Le gouvernement kirghize prépare une nouvelle loi sur les religions qui inquiète beaucoup la minorité chrétienne. Dans ce pays à 87% musulman, l’État est strictement laïc... mais souhaite contrôler de près les activités religieuses. Ainsi, un projet de loi en discussion au Parlement prévoit que les cultes doivent se faire enregistrer auprès des autorités tous les cinq ans. Aujourd’hui, cette autorisation est difficile à obtenir, mais une fois qu’elle est accordée, elle n’est plus remise en question. La nouvelle remettrait les compteurs à zéro tous les cinq ans. Et ce n'est pas tout: pour pouvoir s’enregistrer officiellement, une église devrait présenter cent signatures de membres présents sur le même territoire géographique.

Crainte de représailles

La communauté chrétienne est inquiète: «Aujourd’hui, les citoyens kirghizes peuvent donner leur signature pour déclarer une église partout dans le pays. Mais la nouvelle loi prévoit que seuls ceux habitant dans la localité concernée le pourront désormais. Nous avons déjà du mal à trouver 100 membres qui acceptent de donner leur signature aux organes étatiques, mais s’ils doivent tous habiter la même région...» se désole un témoin protestant.

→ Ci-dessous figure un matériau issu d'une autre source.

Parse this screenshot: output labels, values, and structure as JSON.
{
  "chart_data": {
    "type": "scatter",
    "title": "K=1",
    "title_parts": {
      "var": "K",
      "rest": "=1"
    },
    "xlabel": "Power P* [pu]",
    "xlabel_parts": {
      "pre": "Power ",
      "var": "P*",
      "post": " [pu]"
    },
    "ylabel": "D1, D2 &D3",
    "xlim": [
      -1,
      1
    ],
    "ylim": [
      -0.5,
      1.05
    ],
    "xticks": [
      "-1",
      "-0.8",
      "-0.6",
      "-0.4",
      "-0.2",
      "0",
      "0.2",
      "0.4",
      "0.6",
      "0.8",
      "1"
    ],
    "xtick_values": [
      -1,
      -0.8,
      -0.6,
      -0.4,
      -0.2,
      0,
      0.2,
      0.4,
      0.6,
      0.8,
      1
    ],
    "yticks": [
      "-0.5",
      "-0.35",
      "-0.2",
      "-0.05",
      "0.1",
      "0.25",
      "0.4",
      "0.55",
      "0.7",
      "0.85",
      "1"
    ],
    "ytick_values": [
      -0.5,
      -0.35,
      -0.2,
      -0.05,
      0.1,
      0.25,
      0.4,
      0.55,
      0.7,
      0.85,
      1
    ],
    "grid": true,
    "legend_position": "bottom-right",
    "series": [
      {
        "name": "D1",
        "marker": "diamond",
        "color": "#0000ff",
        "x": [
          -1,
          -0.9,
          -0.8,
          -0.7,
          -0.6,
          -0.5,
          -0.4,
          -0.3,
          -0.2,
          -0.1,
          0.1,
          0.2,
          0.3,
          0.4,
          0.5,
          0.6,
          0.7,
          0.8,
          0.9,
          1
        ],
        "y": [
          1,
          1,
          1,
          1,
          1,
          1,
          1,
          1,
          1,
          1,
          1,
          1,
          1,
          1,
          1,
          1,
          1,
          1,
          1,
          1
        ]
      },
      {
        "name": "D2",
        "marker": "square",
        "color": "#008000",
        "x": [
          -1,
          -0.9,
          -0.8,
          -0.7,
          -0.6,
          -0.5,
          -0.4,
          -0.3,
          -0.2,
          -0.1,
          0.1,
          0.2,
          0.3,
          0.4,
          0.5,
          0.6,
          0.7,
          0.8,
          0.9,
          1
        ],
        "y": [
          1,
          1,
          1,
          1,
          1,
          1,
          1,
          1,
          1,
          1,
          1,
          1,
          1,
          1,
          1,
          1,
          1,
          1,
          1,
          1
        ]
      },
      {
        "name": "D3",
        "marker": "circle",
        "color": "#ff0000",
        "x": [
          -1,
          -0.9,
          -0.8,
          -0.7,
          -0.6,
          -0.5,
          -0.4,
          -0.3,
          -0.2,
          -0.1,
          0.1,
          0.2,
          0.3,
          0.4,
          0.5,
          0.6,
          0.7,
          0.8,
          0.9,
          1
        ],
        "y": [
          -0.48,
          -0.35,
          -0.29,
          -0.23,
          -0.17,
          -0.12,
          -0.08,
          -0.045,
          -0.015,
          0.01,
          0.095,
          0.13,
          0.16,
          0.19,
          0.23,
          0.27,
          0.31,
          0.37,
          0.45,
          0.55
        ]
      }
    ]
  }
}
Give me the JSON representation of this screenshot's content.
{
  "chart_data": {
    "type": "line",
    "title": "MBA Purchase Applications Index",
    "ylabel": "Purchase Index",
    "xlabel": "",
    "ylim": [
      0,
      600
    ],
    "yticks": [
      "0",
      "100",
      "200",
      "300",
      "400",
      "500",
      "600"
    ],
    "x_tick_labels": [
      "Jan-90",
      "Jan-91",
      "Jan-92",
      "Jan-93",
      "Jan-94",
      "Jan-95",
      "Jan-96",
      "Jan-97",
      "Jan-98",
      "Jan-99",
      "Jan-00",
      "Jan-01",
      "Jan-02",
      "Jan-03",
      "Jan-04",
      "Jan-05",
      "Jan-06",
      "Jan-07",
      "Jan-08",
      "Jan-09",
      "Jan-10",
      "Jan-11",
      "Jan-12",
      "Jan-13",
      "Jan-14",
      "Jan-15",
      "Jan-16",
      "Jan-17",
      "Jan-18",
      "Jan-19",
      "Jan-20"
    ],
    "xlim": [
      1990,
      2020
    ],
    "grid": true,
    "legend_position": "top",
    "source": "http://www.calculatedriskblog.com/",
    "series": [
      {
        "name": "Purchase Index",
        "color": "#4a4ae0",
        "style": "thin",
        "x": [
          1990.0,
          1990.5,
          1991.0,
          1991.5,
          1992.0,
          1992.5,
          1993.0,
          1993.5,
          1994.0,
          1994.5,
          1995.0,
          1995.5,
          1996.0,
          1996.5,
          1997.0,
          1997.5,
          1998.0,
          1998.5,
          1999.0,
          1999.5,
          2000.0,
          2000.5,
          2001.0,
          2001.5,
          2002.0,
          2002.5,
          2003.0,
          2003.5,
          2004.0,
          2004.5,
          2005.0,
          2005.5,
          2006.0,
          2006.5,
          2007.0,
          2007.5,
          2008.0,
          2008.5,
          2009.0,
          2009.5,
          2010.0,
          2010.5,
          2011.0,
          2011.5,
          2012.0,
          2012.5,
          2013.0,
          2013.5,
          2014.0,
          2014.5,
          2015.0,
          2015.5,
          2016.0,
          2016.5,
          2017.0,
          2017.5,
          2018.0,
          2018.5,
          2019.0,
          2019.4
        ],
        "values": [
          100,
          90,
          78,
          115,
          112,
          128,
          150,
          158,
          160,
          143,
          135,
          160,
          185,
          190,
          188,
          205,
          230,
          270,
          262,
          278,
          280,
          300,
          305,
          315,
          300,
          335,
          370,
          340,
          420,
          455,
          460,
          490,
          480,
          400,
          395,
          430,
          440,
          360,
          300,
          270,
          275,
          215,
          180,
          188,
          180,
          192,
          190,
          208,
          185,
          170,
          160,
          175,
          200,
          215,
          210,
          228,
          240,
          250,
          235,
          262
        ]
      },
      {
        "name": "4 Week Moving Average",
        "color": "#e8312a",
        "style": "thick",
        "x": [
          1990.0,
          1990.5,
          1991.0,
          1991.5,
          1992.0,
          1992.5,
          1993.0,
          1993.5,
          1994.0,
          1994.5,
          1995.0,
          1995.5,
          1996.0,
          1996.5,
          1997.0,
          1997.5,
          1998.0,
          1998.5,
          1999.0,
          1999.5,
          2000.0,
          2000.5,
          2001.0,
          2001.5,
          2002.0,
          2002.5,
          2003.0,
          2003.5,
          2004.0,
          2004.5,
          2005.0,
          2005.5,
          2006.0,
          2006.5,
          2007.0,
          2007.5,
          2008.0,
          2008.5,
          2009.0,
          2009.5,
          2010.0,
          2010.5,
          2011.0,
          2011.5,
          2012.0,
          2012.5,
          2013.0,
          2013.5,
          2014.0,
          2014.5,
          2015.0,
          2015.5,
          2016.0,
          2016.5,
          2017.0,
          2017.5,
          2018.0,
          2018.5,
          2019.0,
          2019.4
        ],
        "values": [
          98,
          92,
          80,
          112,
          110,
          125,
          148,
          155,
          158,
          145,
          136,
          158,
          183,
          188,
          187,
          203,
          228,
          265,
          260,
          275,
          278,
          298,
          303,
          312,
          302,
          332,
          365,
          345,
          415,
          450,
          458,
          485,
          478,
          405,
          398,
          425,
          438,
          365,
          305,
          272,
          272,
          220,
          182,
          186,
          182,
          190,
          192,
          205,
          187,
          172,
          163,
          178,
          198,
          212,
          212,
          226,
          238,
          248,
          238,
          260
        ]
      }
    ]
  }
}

Et pourquoi ces signatures sont-elles si difficiles à obtenir? Les personnes sollicitées craignent des représailles de la part de l’État, d’être mises sur écoute ou que leurs vies privées ne soient étroitement surveillées. Jusqu’à présent, les églises qui n’étaient pas officiellement déclarées se réunissaient discrètement dans des maisons et les autorités les laissaient tranquilles. Ce qui faisait du Kirghizistan, classé seulement n°59 de l’Index Mondial de Persécution des Chrétiens 2023, un des pays les plus tolérants d'Asie Centrale. Mais désormais, l’officialisation de l’existence des églises devient plus contraignante. Un autre protestant en conclut:

«Les autorités veulent limiter notre activité religieuse au strict minimum.»

Discours de haine

Si les chrétiens sont si réticents à donner leur signature pour enregistrer une église, c’est aussi parce qu’ils sont dans le collimateur de certains imams radicaux. Et que les convertis ayant quitté la religion musulmane subissent de fortes pressions de la part de leurs familles. Récemment, des discours de haine contre les chrétiens ont été diffusés sur les réseaux sociaux: ces vidéos appelaient les Kirghizes à entrer dans les églises au moment des cultes pour filmer ou photographier les participants et diffuser l’image de leurs visages sur Internet.

Harcèlement familial

Mais souvent, la persécution numérique n’est même pas nécessaire. Le harcèlement familial fonctionne à plein régime avec ou sans technologie. Mahri, par exemple (pseudonyme), est une jeune fille de 24 ans, qui a perdu ses deux parents. Elle a dû habiter avec sa tante, suite au décès de sa mère chrétienne. Sa tante lui interdit d’aller à l’église ou de fréquenter des chrétiens, et la harcèle pour savoir ce qu’elle fait et où elle va dès qu’elle sort de la maison. Elle n’a même plus le droit d’aller à l’école. Avec la nouvelle loi en préparation au Parlement kirghize, la vie de Mahri et des autres chrétiens n’en deviendra que plus difficile encore.